The weights $A_j$ of the Gaussian quadrature rule are positive and furthermore it is $A_j=\int_a^b w(x)\prod_{i\neq j} \left(\frac{x-x_i}{x_j-x_i}\right)^2$
I am searching for a reference on the Gaussian quadrature rule, which might (or might not) contain the formula above, for the weights.
Do you know something useful, or might give an introduction yourself, especially on how to proof the formula above.
From my own lecture notes I can not even tell, how the Gaussian quadrature rule is defined.
Thanks in advance.
Your formula for the weights is wrong. If you have chosen the nodes $x_0,x_1,\cdots, x_n,$ then take $p(x)=\sum\limits_{i=0}^n f(x_i)\ell_i(x)$ to be the Lagrange interpolating polynomial, with $\ell_i(x)=\prod\limits_{j=0,\ j\neq i}^n\left(\frac{x-x_j}{x_i-x_j}\right).$ We want to find $A_i$ so that $$\int\limits_a^b f(x)w(x)dx\approx \sum\limits_{i=0}^n A_i f(x_i).$$ Well, $$\int\limits_a^b f(x)w(x)dx\approx \int\limits_a^b \sum\limits_{i=0}^n f(x_i)\ell_i(x)w(x)dx=\sum\limits_{i=0}^n \left(\int\limits_a^b w(x)\ell_i(x)dx \right)f(x_i).$$ So, that's where the formula for the weights comes from, with no square.

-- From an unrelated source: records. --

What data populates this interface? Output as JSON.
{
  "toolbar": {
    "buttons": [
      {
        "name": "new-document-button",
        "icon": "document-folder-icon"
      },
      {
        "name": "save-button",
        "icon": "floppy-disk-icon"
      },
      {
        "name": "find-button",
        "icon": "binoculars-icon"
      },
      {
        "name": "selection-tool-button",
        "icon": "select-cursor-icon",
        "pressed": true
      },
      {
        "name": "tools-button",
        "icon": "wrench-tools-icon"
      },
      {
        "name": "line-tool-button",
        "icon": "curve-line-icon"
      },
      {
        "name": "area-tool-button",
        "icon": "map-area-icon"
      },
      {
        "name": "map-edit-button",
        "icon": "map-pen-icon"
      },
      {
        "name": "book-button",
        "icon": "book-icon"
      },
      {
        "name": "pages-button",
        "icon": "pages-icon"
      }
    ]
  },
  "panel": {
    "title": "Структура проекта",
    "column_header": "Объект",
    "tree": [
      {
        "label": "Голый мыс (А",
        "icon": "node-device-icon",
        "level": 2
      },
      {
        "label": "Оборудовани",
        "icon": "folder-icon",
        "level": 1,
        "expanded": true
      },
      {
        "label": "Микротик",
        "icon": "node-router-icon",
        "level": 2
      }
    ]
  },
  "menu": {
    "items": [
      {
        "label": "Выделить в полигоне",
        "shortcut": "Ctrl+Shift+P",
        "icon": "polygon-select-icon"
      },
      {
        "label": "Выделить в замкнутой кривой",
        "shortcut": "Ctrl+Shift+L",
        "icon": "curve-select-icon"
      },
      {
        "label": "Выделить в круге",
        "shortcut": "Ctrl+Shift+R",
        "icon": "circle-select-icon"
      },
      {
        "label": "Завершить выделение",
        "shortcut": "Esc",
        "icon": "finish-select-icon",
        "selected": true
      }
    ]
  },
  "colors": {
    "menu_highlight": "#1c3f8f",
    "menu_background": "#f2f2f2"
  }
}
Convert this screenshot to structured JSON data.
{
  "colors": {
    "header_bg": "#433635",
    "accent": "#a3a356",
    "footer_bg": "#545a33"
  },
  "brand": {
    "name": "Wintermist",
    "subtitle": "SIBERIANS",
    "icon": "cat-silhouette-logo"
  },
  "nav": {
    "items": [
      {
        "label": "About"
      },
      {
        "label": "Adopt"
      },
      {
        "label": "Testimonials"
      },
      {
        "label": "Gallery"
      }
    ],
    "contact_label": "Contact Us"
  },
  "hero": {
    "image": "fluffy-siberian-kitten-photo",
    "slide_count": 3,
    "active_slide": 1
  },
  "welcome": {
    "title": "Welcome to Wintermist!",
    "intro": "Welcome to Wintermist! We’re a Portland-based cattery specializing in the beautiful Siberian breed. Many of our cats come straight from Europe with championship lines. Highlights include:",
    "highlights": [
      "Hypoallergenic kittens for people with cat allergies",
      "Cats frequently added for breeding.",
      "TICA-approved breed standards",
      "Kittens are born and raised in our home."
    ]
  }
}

As for the positivity, consider the function $f(x)=[\ell_j(x)]^2$, for a fixed $j$. This is a polynomial of degree $2n$. A Gaussian quadrature rule with $n+1$ nodes is exact for polynomials up to degree $2n+1,$ so it is exact for $f$. In particular,
$$\int\limits_a^b f(x)w(x)dx=\sum\limits_{i=0}^n A_i f(x_i)=\sum\limits_{i=0}^n A_i\delta_{ij}=A_j.$$ But, $$\int\limits_a^b f(x)w(x)dx>0,$$ since $w$ is positive, and $f$ is non-negative, as well as positive on a set of positive measure.